RECIPE: Summer Cheesecake

Happy Solstice!

Spring came late, rather it never really showed up this year where I live in Portland Oregon, but it’s my understanding that Summer is blazing right in this week as we celebrate the solstice! We are going from the 50s to the 80s according to the weather report. This makes me excited to share on of my favorite summer desserts, I call it Summer Cheesecake. It’s a no-bake cheesecake that uses gelatin.
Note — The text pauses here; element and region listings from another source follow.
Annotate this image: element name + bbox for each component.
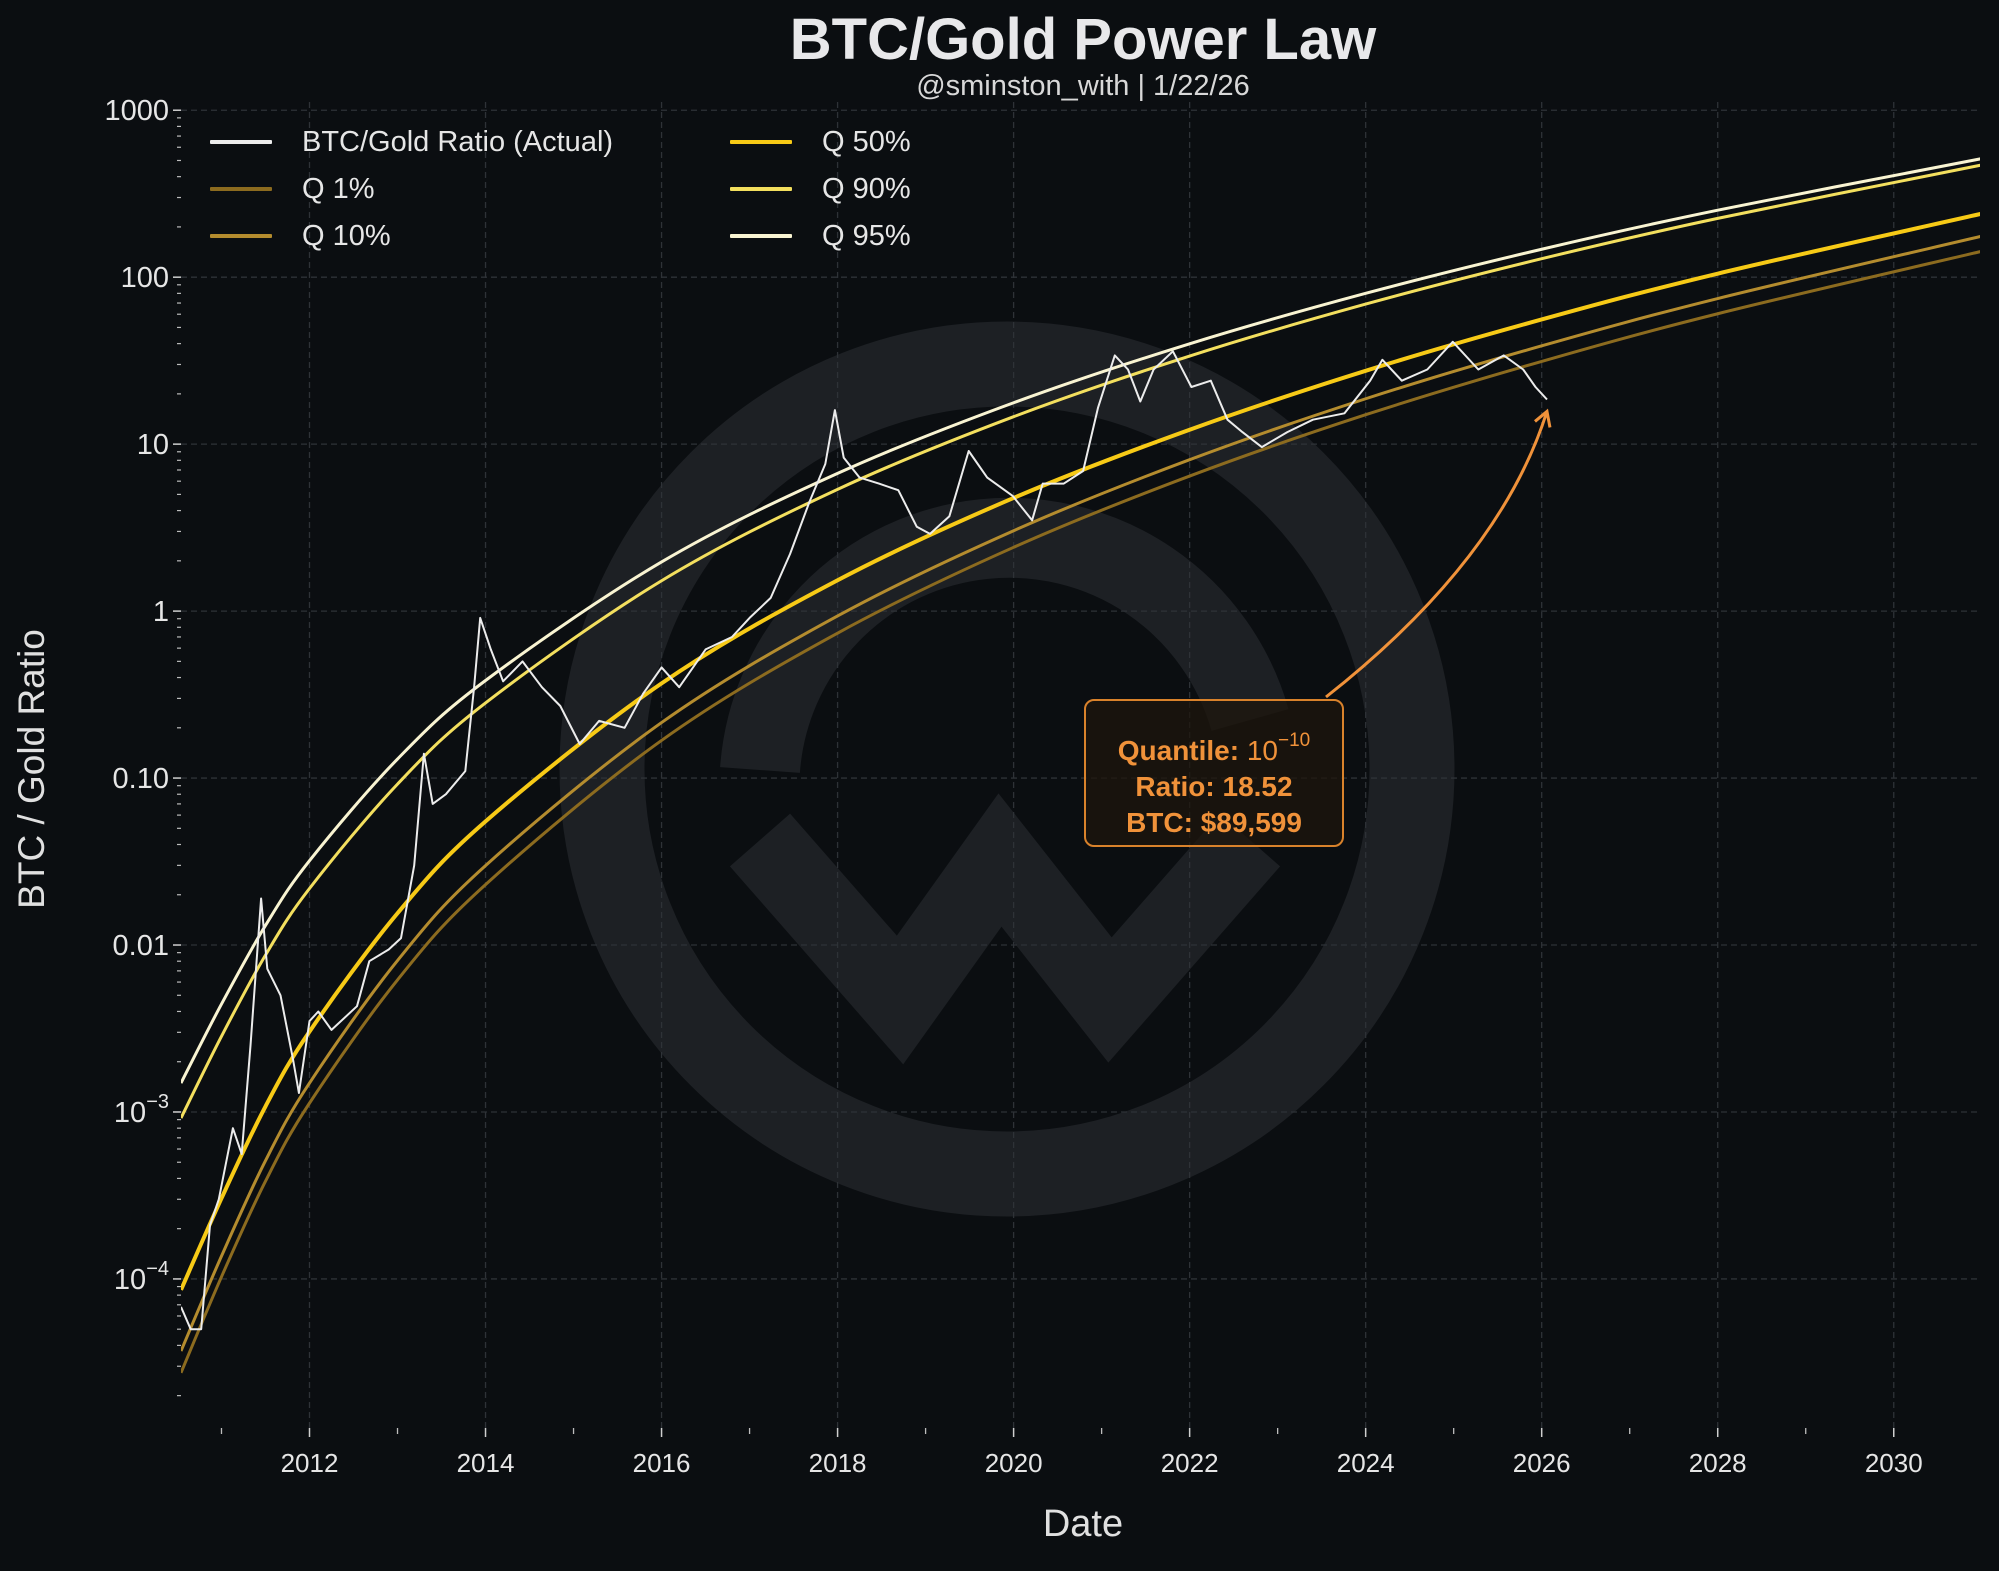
legend: BTC/Gold Ratio (Actual) Q 50% Q 1% Q 90% Q 1… <box>210 124 970 254</box>
legend-label: Q 1% <box>302 172 375 205</box>
x-tick-label: 2026 <box>1513 1448 1571 1478</box>
annotation-quantile-label: Quantile: <box>1117 735 1240 766</box>
annotation-quantile-exp: −10 <box>1278 730 1311 751</box>
y-tick-label: 0.10 <box>113 763 169 795</box>
y-tick-label: 100 <box>121 262 169 294</box>
legend-swatch <box>210 187 272 191</box>
x-tick-label: 2016 <box>633 1448 691 1478</box>
annotation-arrowhead <box>1534 408 1552 428</box>
legend-swatch <box>730 187 792 191</box>
series-line-10pct <box>181 235 1980 1352</box>
y-tick-label: 10−3 <box>114 1091 169 1129</box>
legend-item: BTC/Gold Ratio (Actual) <box>210 124 730 160</box>
legend-item: Q 10% <box>210 218 730 254</box>
legend-label: Q 10% <box>302 219 391 252</box>
annotation-btc: BTC: $89,599 <box>1126 807 1302 838</box>
y-tick-label: 10 <box>137 429 169 461</box>
legend-label: Q 95% <box>822 219 911 252</box>
legend-item: Q 50% <box>730 124 970 160</box>
series-line-95pct <box>181 157 1980 1084</box>
annotation-box: Quantile: 10−10 Ratio: 18.52 BTC: $89,59… <box>1084 699 1344 847</box>
y-tick-label-exponent: −3 <box>146 1091 169 1113</box>
legend-label: BTC/Gold Ratio (Actual) <box>302 125 614 158</box>
legend-swatch <box>210 234 272 238</box>
legend-label: Q 90% <box>822 172 911 205</box>
watermark-arc <box>720 497 1289 774</box>
x-tick-label: 2018 <box>809 1448 867 1478</box>
x-tick-label: 2028 <box>1689 1448 1747 1478</box>
series-line-50pct <box>181 212 1980 1291</box>
x-axis-label: Date <box>1042 1503 1124 1545</box>
watermark-chevron <box>729 793 1281 1065</box>
x-tick-label: 2022 <box>1161 1448 1219 1478</box>
legend-item: Q 95% <box>730 218 970 254</box>
series-line-1pct <box>181 250 1980 1374</box>
y-tick-label-base: 10 <box>114 1097 146 1129</box>
legend-label: Q 50% <box>822 125 911 158</box>
annotation-quantile-base: 10 <box>1246 735 1279 766</box>
legend-item: Q 1% <box>210 171 730 207</box>
chart-subtitle: @sminston_with | 1/22/26 <box>916 70 1250 102</box>
x-tick-label: 2024 <box>1337 1448 1395 1478</box>
grid <box>181 102 1980 1428</box>
x-tick-label: 2014 <box>457 1448 515 1478</box>
y-tick-label: 0.01 <box>113 930 169 962</box>
x-tick-label: 2020 <box>985 1448 1043 1478</box>
y-tick-label-base: 10 <box>114 1264 146 1296</box>
chart-title: BTC/Gold Power Law <box>789 7 1377 72</box>
y-tick-label-exponent: −4 <box>146 1258 169 1280</box>
y-tick-label: 1 <box>153 596 169 628</box>
series-group <box>181 157 1980 1374</box>
legend-item: Q 90% <box>730 171 970 207</box>
legend-swatch <box>730 234 792 238</box>
y-tick-label: 10−4 <box>114 1258 169 1296</box>
series-line-actual <box>181 340 1548 1331</box>
series-line-90pct <box>181 163 1980 1119</box>
annotation-ratio: Ratio: 18.52 <box>1135 771 1293 802</box>
y-axis-label: BTC / Gold Ratio <box>11 629 52 909</box>
y-tick-label: 1000 <box>104 95 169 127</box>
x-tick-label: 2030 <box>1865 1448 1923 1478</box>
x-tick-label: 2012 <box>281 1448 339 1478</box>
annotation-arrow <box>1325 411 1549 699</box>
legend-swatch <box>730 140 792 144</box>
annotation-quantile: Quantile: 10−10 <box>1086 723 1342 769</box>
legend-swatch <box>210 140 272 144</box>
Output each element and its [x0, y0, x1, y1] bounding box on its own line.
Some folks are anti gelatin, but with cheesecake being usually full of cream cheese and cream and butter, it’s not such a big deal, and surely there’s some vegan gelatin replacement that could be used.

Summer Cheesecake (no bake)

Crust:

1 1/4 c. graham cracker crumbs

1/4 c sugar

5 TB butter melted

1 tsp. Vanilla extract

Filling:

1 Envelope unflavored gelatin

1/2 c sugar

1 c. boiling water

16 oz. cream cheese (room temperature)

3 T Vanilla Extract

Directions:

For the crust, combine all ingredients and mixx well. Press into a pie pan and up the sides until it holds in place. Chill crust while preapring filling.

For the filling, put gelatin in a large bowl (do NOT use a plastic bowl). Pour boiling water over the gelatin and stir until dissolved, let stand 5 minutes.

Beat in sugar and vanilla until combined.

Add cream cheese and mix until smooth.

Pour filling into pie crust. Smooth filling carefully as not to pull crust from sides.

Chill for at least 2 hours before serving.

Top with berries, whipped cream, or just by itself.